Shawky, however, noted the relatively new use of such slogans in Alexandria; "I chanted them for the first time in the Cathedral of Abbasiya when we staged a demonstration asking for the release of Wafaa Constantine."
Constantine is the wife of a Coptic priest who is rumored to have converted to Islam but was handed over to the control of her family.
She, in addition to Camellia Shehata, a wife of Coptic priest and alleged convert to Islam, were mentioned in the November statement by al-Qaeda in Iraq in which the terrorist group threatened to attack the Coptic church.
Politically piercing slogans have also been on the rise. "Oh Mubarak, the Copt’s heart burns in fire," and “Oh Mubarak, the Copt’s blood is not cheap," chanted Alexandria’s Copts during protests that have taken place since the Alexandria church attach on New Year’s Eve.
Coptic demonstrators criticized Alexandria’s political leadership, in particular the city’s governor Adel Labib.
“Get out Labib,” shouted demonstrators on Saturday’s burial ceremony at the Monastery of Mar Mina. Angry protesters attempted to prevent him from attending the funeral by blocking Labib’s motorcade.
"I don't know why they said that. Maybe angry people saw Labib as a symbol for the regime so they attacked him," said Nader Murkos, a counselor of Pope Shenouda III and member of the Alexandria Millet Council.

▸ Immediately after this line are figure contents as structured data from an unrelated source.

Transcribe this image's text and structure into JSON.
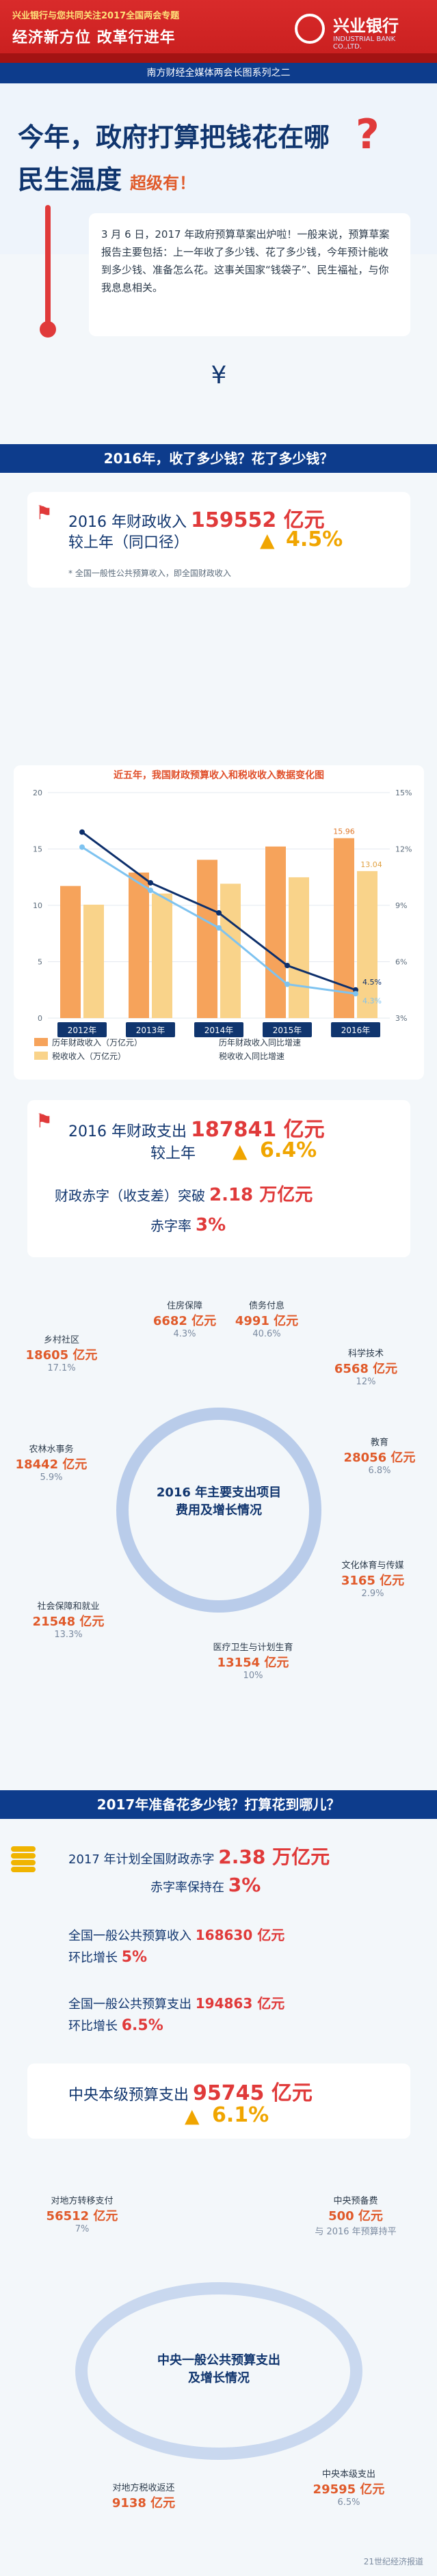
{
  "header": {
    "line1": "兴业银行与您共同关注2017全国两会专题",
    "line2": "经济新方位  改革行进年",
    "logo_cn": "兴业银行",
    "logo_en": "INDUSTRIAL BANK CO.,LTD."
  },
  "subbar": "南方财经全媒体两会长图系列之二",
  "hero": {
    "title1": "今年，政府打算把钱花在哪",
    "title2": "民生温度",
    "title2_suffix": "超级有！"
  },
  "intro": "3 月 6 日，2017 年政府预算草案出炉啦！一般来说，预算草案报告主要包括：上一年收了多少钱、花了多少钱，今年预计能收到多少钱、准备怎么花。这事关国家“钱袋子”、民生福祉，与你我息息相关。",
  "sections": {
    "s1": "2016年，收了多少钱？花了多少钱？",
    "s2": "2017年准备花多少钱？打算花到哪儿？"
  },
  "rev2016": {
    "label": "2016 年财政收入",
    "value": "159552 亿元",
    "compare": "较上年（同口径）",
    "growth": "4.5%",
    "note": "* 全国一般性公共预算收入，即全国财政收入"
  },
  "chart_data": {
    "type": "bar",
    "title": "近五年，我国财政预算收入和税收收入数据变化图",
    "categories": [
      "2012年",
      "2013年",
      "2014年",
      "2015年",
      "2016年"
    ],
    "series": [
      {
        "name": "历年财政收入（万亿元）",
        "values": [
          11.72,
          12.91,
          14.04,
          15.22,
          15.96
        ],
        "color": "#f6a35b"
      },
      {
        "name": "税收收入（万亿元）",
        "values": [
          10.06,
          11.05,
          11.92,
          12.49,
          13.04
        ],
        "color": "#f9d38a"
      },
      {
        "name": "历年财政收入同比增速",
        "values": [
          12.9,
          10.2,
          8.6,
          5.8,
          4.5
        ],
        "color": "#0d2f6b"
      },
      {
        "name": "税收收入同比增速",
        "values": [
          12.1,
          9.8,
          7.8,
          4.8,
          4.3
        ],
        "color": "#7ec3f0"
      }
    ],
    "labels": {
      "rev2016": "15.96",
      "tax2016": "13.04",
      "growth2016": "4.5%",
      "taxgrowth2016": "4.3%"
    },
    "ylim_left": [
      0,
      20
    ],
    "ylim_right": [
      3,
      15
    ],
    "right_ticks": [
      "15%",
      "12%",
      "9%",
      "6%",
      "3%"
    ],
    "left_ticks": [
      "20",
      "15",
      "10",
      "5",
      "0"
    ]
  },
  "exp2016": {
    "label": "2016 年财政支出",
    "value": "187841 亿元",
    "compare": "较上年",
    "growth": "6.4%",
    "deficit_label": "财政赤字（收支差）突破",
    "deficit_value": "2.18 万亿元",
    "rate_label": "赤字率",
    "rate_value": "3%"
  },
  "spend_bubbles": [
    {
      "name": "住房保障",
      "value": "6682 亿元",
      "rate": "4.3%"
    },
    {
      "name": "债务付息",
      "value": "4991 亿元",
      "rate": "40.6%"
    },
    {
      "name": "科学技术",
      "value": "6568 亿元",
      "rate": "12%"
    },
    {
      "name": "乡村社区",
      "value": "18605 亿元",
      "rate": "17.1%"
    },
    {
      "name": "教育",
      "value": "28056 亿元",
      "rate": "6.8%"
    },
    {
      "name": "农林水事务",
      "value": "18442 亿元",
      "rate": "5.9%"
    },
    {
      "name": "文化体育与传媒",
      "value": "3165 亿元",
      "rate": "2.9%"
    },
    {
      "name": "社会保障和就业",
      "value": "21548 亿元",
      "rate": "13.3%"
    },
    {
      "name": "医疗卫生与计划生育",
      "value": "13154 亿元",
      "rate": "10%"
    }
  ],
  "spend_center": "2016 年主要支出项目\n费用及增长情况",
  "plan2017": {
    "deficit_label": "2017 年计划全国财政赤字",
    "deficit_value": "2.38 万亿元",
    "rate_label": "赤字率保持在",
    "rate_value": "3%",
    "rev_label": "全国一般公共预算收入",
    "rev_value": "168630 亿元",
    "rev_growth_label": "环比增长",
    "rev_growth": "5%",
    "exp_label": "全国一般公共预算支出",
    "exp_value": "194863 亿元",
    "exp_growth_label": "环比增长",
    "exp_growth": "6.5%",
    "central_label": "中央本级预算支出",
    "central_value": "95745 亿元",
    "central_growth": "6.1%"
  },
  "central_items": [
    {
      "name": "对地方转移支付",
      "value": "56512 亿元",
      "rate": "7%"
    },
    {
      "name": "中央预备费",
      "value": "500 亿元",
      "rate": "与 2016 年预算持平"
    },
    {
      "name": "对地方税收返还",
      "value": "9138 亿元",
      "rate": ""
    },
    {
      "name": "中央本级支出",
      "value": "29595 亿元",
      "rate": "6.5%"
    }
  ],
  "central_center": "中央一般公共预算支出\n及增长情况",
  "watermark": "21世纪经济报道"
}
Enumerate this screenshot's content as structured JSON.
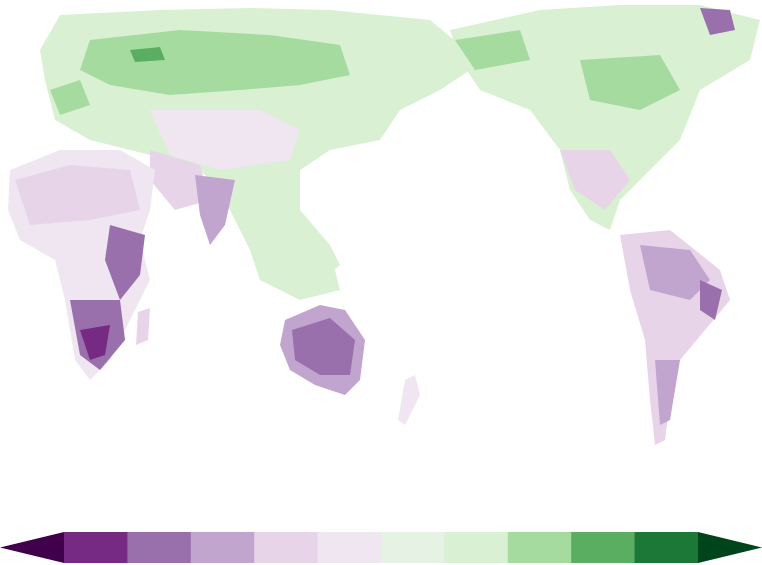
{
  "palette": {
    "neg5": "#40004b",
    "neg4": "#762a83",
    "neg3": "#9970ab",
    "neg2": "#c2a5cf",
    "neg1": "#e7d4e8",
    "neg0": "#f0e6f2",
    "pos0": "#e6f3e4",
    "pos1": "#d9f0d3",
    "pos2": "#a6dba0",
    "pos3": "#5aae61",
    "pos4": "#1b7837",
    "pos5": "#00441b"
  },
  "colorbar": {
    "bins": [
      "neg4",
      "neg3",
      "neg2",
      "neg1",
      "neg0",
      "pos0",
      "pos1",
      "pos2",
      "pos3",
      "pos4"
    ],
    "extend_low": "neg5",
    "extend_high": "pos5"
  }
}
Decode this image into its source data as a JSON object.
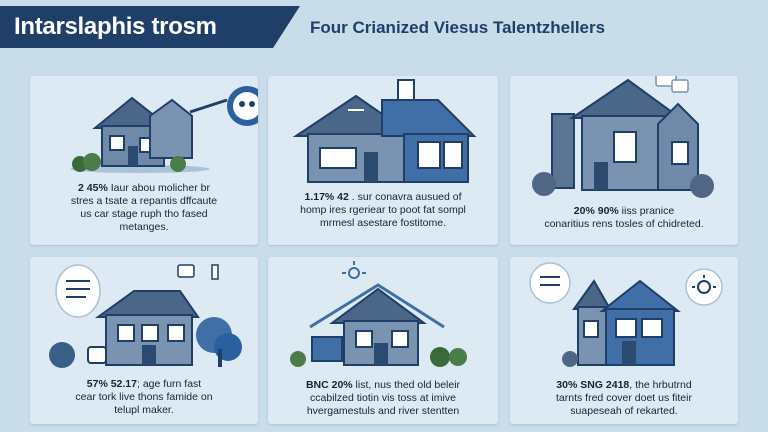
{
  "header": {
    "title": "Intarslaphis trosm",
    "subtitle": "Four Crianized Viesus Talentzhellers"
  },
  "cards": [
    {
      "stat": "2 45%",
      "lines": [
        "2 45% Iaur abou molicher br",
        "stres a tsate a repantis dffcaute",
        "us car stage ruph tho fased",
        "metanges."
      ]
    },
    {
      "stat": "1.17% 42",
      "lines": [
        "1.17% 42 . sur conavra ausued of",
        "homp ires rgeriear to poot fat sompl",
        "mrmesl asestare fostitome."
      ]
    },
    {
      "stat": "20% 90%",
      "lines": [
        "20% 90% iiss pranice",
        "conaritius rens tosles of chidreted."
      ]
    },
    {
      "stat": "57% 52.17",
      "lines": [
        "57% 52.17; age furn fast",
        "cear tork live thons famide on",
        "telupl maker."
      ]
    },
    {
      "stat": "BNC 20%",
      "lines": [
        "BNC 20% list, nus thed old beleir",
        "ccabilzed tiotin vis toss at imive",
        "hvergamestuls and river stentten"
      ]
    },
    {
      "stat": "30% SNG 2418",
      "lines": [
        "30% SNG 2418, the hrbutrnd",
        "tarnts fred cover doet us fiteir",
        "suapeseah of rekarted."
      ]
    }
  ],
  "colors": {
    "background": "#c9dcea",
    "card": "#dde9f3",
    "navy": "#1f3f68",
    "blue": "#3f6fa6",
    "slate": "#5c7594",
    "green": "#3a6a3a"
  },
  "icons": [
    "house-icon",
    "chat-bubble-icon",
    "sun-icon",
    "tree-icon",
    "bush-icon",
    "tape-icon"
  ]
}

Pope Shenouda is still revered, as manifested by the chants. "We’re no longer afraid, even if they tie us with ropes, as long as [Shenouda] is our protector, we’ll remain strong," chanted Copts in front of the Church of St. Mark and St. Peter, the site of Saturday’s bombing.
Few Coptic pleas for Western support were heard. “Where America is, so is terrorism,” was another slogan heard at the site.
In adjacent protests, staged by Muslims who reject terrorist attacks on their Christian brethren, the prevalent slogan was “the crescent will live on next to the cross.” Eslam Gaber, a young Muslim man who owns a computer coffee shop, stressed to Al-Masry Al-Youm that the slogan serves the cause of unity between Egyptians regardless of their religion. He said that before attending the demonstration, he donated blood for the attack's victims.
But some Copts remain skeptical Muslim intentions. A Coptic man told Al-Masry Al-Youm that the security aparatus impelled Muslim protesters to stage the demonstrations in order to silence Christian voices.
"The security hires people to chant ‘the crescent will live on next to the cross.’ They even want to silence a small protest by Copts deeply sad for losing their relatives and families," said Dawoud Said, a retired Coptic state employee.
Saeed said that Copts remain unmoved by such slogans. The slogan, according to Saeed, will not give Copts their rights.
For Nabil Abdel Fattah of Al-Ahram Center for Political and Strategic Studies, the slogans strengthen the Coptic cause. “Copts are angry because of discrimination against them and deprivation from political representation.”
But Abdel Fattah does not think politicized slogans are indicative of Copts shying away from their leadership’s traditional absence from politics. “The slogans emphasize the particularity of the Coptic condition, where they claim that they are unified under the leadership of Pope Shenouda,” he said.